Agreements – breach of contract – contracts for differences – financial services – spread betting – liability for losses – contributory negligence

Spreadex Ltd v Sanjit Sekhon: ChD (Mr Justice Morgan): 23 May 2008The claimant spread betting company (C) brought a claim against the defendant (D), seeking payment for sums owing on his account with C. D counterclaimed on the basis that C was liable to him for his losses under section 150 of the Financial Services and Markets Act 2000 for breach of rule 7.10.5 of the Conduct of Business Rules made by the Financial Services Authority (FSA).

D was an experienced spread- better. D had entered into a standard trading agreement with C in October 2005, so that he could enter into transactions in contracts for differences. The agreement provided that the transactions could result in him having to provide margin payments. Initially, D’s accounts did very well but by 14 September 2006 his account showed a substantial deficit. C sent D a letter for margin. Following further discussions regarding D’s account deficit, his account status was changed to an intermediate customer, which meant that the protective FSA rules on margins no longer applied to him. C expressed concern about keeping D’s positions open and D asked C to give him more time. On 22 November, 2006 C closed all of D’s betting positions, including his profit-making positions, at a time when his account with C showed that he was substantially in deficit. D alleged that C ought to have closed his open positions in September 2006 after they had made margin calls that he failed to meet, and that if C had done so, D would then have owed C less or no money.

D further alleged that the deterioration in his account with C between a date in September and 22 November 2006 was loss and damage that he was entitled to claim from C as damages for breach of statutory duty.
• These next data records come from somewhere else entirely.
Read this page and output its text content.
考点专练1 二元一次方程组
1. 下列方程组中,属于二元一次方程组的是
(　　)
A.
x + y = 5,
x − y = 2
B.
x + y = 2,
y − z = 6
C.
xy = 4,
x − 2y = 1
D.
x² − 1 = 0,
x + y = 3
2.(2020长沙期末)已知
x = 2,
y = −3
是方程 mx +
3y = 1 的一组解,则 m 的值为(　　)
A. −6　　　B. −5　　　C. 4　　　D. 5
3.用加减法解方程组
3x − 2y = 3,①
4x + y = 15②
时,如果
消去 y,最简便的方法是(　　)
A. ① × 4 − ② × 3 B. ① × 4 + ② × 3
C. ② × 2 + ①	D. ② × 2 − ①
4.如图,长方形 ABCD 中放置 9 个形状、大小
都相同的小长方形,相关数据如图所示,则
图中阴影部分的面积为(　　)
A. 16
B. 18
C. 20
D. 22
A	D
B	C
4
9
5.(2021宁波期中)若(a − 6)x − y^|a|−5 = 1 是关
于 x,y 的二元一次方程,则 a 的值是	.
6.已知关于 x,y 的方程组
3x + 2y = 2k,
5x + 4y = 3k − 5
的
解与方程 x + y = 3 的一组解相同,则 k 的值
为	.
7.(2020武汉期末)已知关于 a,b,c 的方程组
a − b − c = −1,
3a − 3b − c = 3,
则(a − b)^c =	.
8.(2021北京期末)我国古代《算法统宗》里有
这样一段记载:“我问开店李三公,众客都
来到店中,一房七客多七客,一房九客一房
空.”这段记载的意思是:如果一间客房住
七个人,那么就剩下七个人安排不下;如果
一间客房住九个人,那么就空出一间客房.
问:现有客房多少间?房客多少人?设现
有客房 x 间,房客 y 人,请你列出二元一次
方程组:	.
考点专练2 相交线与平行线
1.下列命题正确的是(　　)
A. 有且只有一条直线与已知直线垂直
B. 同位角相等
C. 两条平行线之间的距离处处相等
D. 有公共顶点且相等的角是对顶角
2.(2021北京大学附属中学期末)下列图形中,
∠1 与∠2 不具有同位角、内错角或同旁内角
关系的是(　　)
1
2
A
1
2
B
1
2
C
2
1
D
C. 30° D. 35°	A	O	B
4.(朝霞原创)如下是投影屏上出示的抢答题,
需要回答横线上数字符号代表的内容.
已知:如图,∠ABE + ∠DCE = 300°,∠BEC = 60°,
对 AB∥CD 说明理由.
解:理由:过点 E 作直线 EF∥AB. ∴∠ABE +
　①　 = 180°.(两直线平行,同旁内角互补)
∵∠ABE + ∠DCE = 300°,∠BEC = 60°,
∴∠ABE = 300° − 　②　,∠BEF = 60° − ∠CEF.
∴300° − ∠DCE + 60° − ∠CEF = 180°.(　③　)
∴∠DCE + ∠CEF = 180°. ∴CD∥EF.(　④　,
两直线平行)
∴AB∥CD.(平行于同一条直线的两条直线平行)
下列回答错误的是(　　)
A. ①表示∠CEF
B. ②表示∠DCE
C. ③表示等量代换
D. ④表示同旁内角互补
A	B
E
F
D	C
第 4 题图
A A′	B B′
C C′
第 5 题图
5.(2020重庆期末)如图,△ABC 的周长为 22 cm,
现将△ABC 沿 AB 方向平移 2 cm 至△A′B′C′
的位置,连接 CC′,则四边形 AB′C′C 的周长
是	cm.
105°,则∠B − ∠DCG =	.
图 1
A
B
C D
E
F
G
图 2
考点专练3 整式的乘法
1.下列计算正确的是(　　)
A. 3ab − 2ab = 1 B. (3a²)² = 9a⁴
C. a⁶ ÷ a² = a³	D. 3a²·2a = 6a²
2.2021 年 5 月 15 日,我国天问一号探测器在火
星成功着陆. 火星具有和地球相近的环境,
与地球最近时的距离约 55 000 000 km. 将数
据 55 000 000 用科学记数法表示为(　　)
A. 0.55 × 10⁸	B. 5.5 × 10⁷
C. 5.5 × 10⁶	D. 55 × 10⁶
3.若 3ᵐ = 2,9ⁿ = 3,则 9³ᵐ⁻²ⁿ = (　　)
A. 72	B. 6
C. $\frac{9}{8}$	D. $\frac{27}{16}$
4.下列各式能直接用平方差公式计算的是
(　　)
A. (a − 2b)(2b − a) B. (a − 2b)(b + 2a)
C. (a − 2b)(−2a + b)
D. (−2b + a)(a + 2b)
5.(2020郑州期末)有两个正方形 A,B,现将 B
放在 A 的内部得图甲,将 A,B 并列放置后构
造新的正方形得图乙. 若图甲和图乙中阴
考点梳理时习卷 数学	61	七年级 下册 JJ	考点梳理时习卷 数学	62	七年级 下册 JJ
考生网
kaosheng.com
C denied that it breached the rules and argued that, even if it did, such a breach did not cause D any loss; and that in any event the greater part of D’s losses were attributable to his own decision to keep his positions open, so that he was contributorily negligent in relation to the losses for which he now claimed against C.

Held: (1) On the evidence, D had failed to meet the margin call from C for the purposes of the agreement. C was therefore obliged to close all of D’s positions early on 14 September, unless it gave him credit in accordance with rule 7.9.3. C had not given D credit in accordance with the requirements of rule 7.9.3 and was therefore in contravention of the requirements of rule 7.10.5.

D was entitled to claim damages for any loss he had suffered as a result of C’s contravention of rule 7.10.5. D was right to say that the loss he had suffered as a result of the contravention involved comparing the position he would have been in if all of his positions had been closed on 14 September, with the position he was actually in where his positions remained open thereafter, in some cases until 22 November.

D was given sufficient time to consider the implications of being classified as an intermediate customer and C had taken reasonable steps to reclassify D. C was entitled to treat D as an intermediate customer on and after 5 October 2006. The chain of causation between the breach of duty on 14 September and the deterioration in D’s position after 5 October was therefore broken as of 5 October. From that date, any deterioration in D’s position was exclusively caused by his decisions as to whether to keep his positions open or to close them.

(2) As to causation of loss, if C had closed all of D’s open positions on 14 September, then he would not have suffered a deterioration in his position up to 22 November. However, D could have closed his positions at any time between those two dates. D was the principal source of his own misfortunes and was much more the moving force than C was. D had not lost the ability to make rational decisions and was not an inexperienced or vulnerable person. His contributory liability was set at 85%. C was liable to D for the deterioration in his open positions in relation to the period from 14 September 2006 to 5 October 2006, but subject to D being 85% contributorily negligent for that deterioration.

Judgment for claimant in part.

Francis Tregear QC (instructed by Streathers) for the claimant; Mark Vinall (instructed by Mishcon De Reya) for the defendant.